The directorate wants to take already available information and project it as augmented reality in a 3D image.
“We believe that this will allow the soldiers of the future to dramatically outthink the enemy,” he said.
This fused information could be accomplished by adding the data to the goggles, or into a display screen shaped like a visor that is placed on the helmet. The directorate is pursuing both concepts, he said.
Night vision imagery will also be part of a larger movement toward multi-functional cameras, which is intended to reduce the number of sensors on the battlefield by putting them all together in one box, he said.
The next technological leap that will enable much of this is a switch from the current analog systems to digital processing inside the device. This goal has been pursued for more than a decade, and Reago said the changeover is still about five years off, but they are beginning to produce prototypes.
“This is a more natural path toward fusion than the work we have been doing to date,” he said. “We are finally starting to see the fruits of this.”

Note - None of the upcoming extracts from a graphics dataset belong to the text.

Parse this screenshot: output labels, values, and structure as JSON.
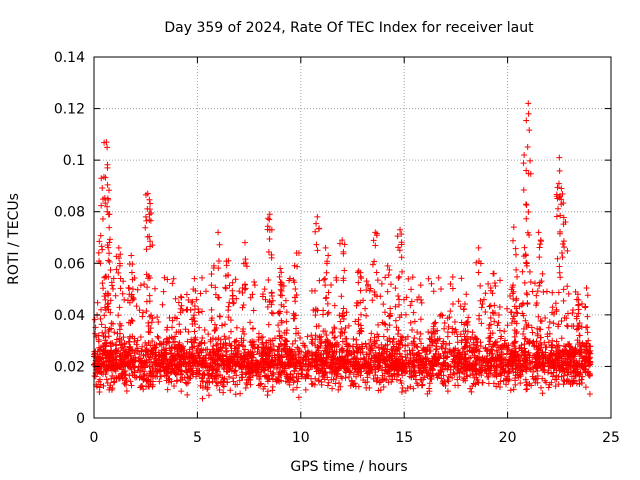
{
  "chart_data": {
    "type": "scatter",
    "title": "Day 359 of 2024, Rate Of TEC Index for receiver laut",
    "xlabel": "GPS time / hours",
    "ylabel": "ROTI / TECUs",
    "xlim": [
      0,
      25
    ],
    "ylim": [
      0,
      0.14
    ],
    "xticks": [
      0,
      5,
      10,
      15,
      20,
      25
    ],
    "xtick_labels": [
      "0",
      "5",
      "10",
      "15",
      "20",
      "25"
    ],
    "yticks": [
      0,
      0.02,
      0.04,
      0.06,
      0.08,
      0.1,
      0.12,
      0.14
    ],
    "ytick_labels": [
      "0",
      "0.02",
      "0.04",
      "0.06",
      "0.08",
      "0.1",
      "0.12",
      "0.14"
    ],
    "grid": true,
    "marker": "+",
    "series": [
      {
        "name": "ROTI",
        "color": "#ff0000",
        "x_range": [
          0,
          24
        ],
        "baseline_range": [
          0.005,
          0.03
        ],
        "peaks": [
          {
            "x": 0.05,
            "y": 0.025
          },
          {
            "x": 0.35,
            "y": 0.093
          },
          {
            "x": 0.6,
            "y": 0.107
          },
          {
            "x": 0.65,
            "y": 0.097
          },
          {
            "x": 0.75,
            "y": 0.079
          },
          {
            "x": 1.2,
            "y": 0.066
          },
          {
            "x": 1.8,
            "y": 0.063
          },
          {
            "x": 2.6,
            "y": 0.087
          },
          {
            "x": 2.7,
            "y": 0.081
          },
          {
            "x": 4.2,
            "y": 0.047
          },
          {
            "x": 4.8,
            "y": 0.05
          },
          {
            "x": 5.8,
            "y": 0.059
          },
          {
            "x": 6.0,
            "y": 0.072
          },
          {
            "x": 6.5,
            "y": 0.061
          },
          {
            "x": 7.3,
            "y": 0.068
          },
          {
            "x": 8.5,
            "y": 0.079
          },
          {
            "x": 8.6,
            "y": 0.073
          },
          {
            "x": 9.0,
            "y": 0.058
          },
          {
            "x": 9.8,
            "y": 0.064
          },
          {
            "x": 10.8,
            "y": 0.078
          },
          {
            "x": 11.2,
            "y": 0.066
          },
          {
            "x": 12.0,
            "y": 0.069
          },
          {
            "x": 12.8,
            "y": 0.057
          },
          {
            "x": 13.6,
            "y": 0.072
          },
          {
            "x": 14.2,
            "y": 0.059
          },
          {
            "x": 14.8,
            "y": 0.073
          },
          {
            "x": 16.5,
            "y": 0.037
          },
          {
            "x": 18.0,
            "y": 0.048
          },
          {
            "x": 18.6,
            "y": 0.066
          },
          {
            "x": 19.3,
            "y": 0.056
          },
          {
            "x": 20.3,
            "y": 0.074
          },
          {
            "x": 20.8,
            "y": 0.102
          },
          {
            "x": 20.9,
            "y": 0.096
          },
          {
            "x": 21.0,
            "y": 0.122
          },
          {
            "x": 21.5,
            "y": 0.072
          },
          {
            "x": 21.6,
            "y": 0.069
          },
          {
            "x": 22.5,
            "y": 0.101
          },
          {
            "x": 22.6,
            "y": 0.089
          },
          {
            "x": 22.8,
            "y": 0.076
          },
          {
            "x": 23.4,
            "y": 0.048
          },
          {
            "x": 23.9,
            "y": 0.03
          }
        ]
      }
    ]
  }
}
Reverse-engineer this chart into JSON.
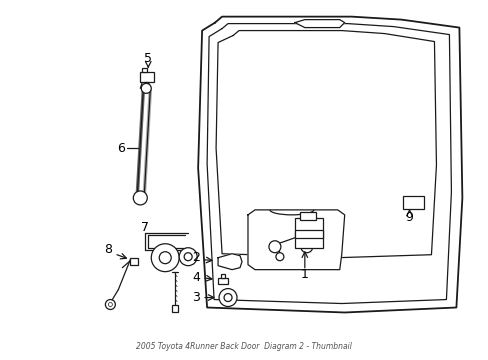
{
  "title": "2005 Toyota 4Runner Back Door  Diagram 2 - Thumbnail",
  "bg_color": "#ffffff",
  "line_color": "#1a1a1a",
  "label_color": "#000000",
  "figsize": [
    4.89,
    3.6
  ],
  "dpi": 100
}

Cole said fusion of multispectral band imagery into the devices is the future with the ability to see far more than the infrared or image intensified images. That might include short-wave, mid-wave and long-wave infrared, he said.
“In the end, we hope our warfighters enjoy a completely unobstructed field of view just as they would looking through their eye, but with the ability to see in multispectral domains,” he said.
That might even include radio frequencies. A soldier may one day be able to spot cell phone transmissions through his or her goggle.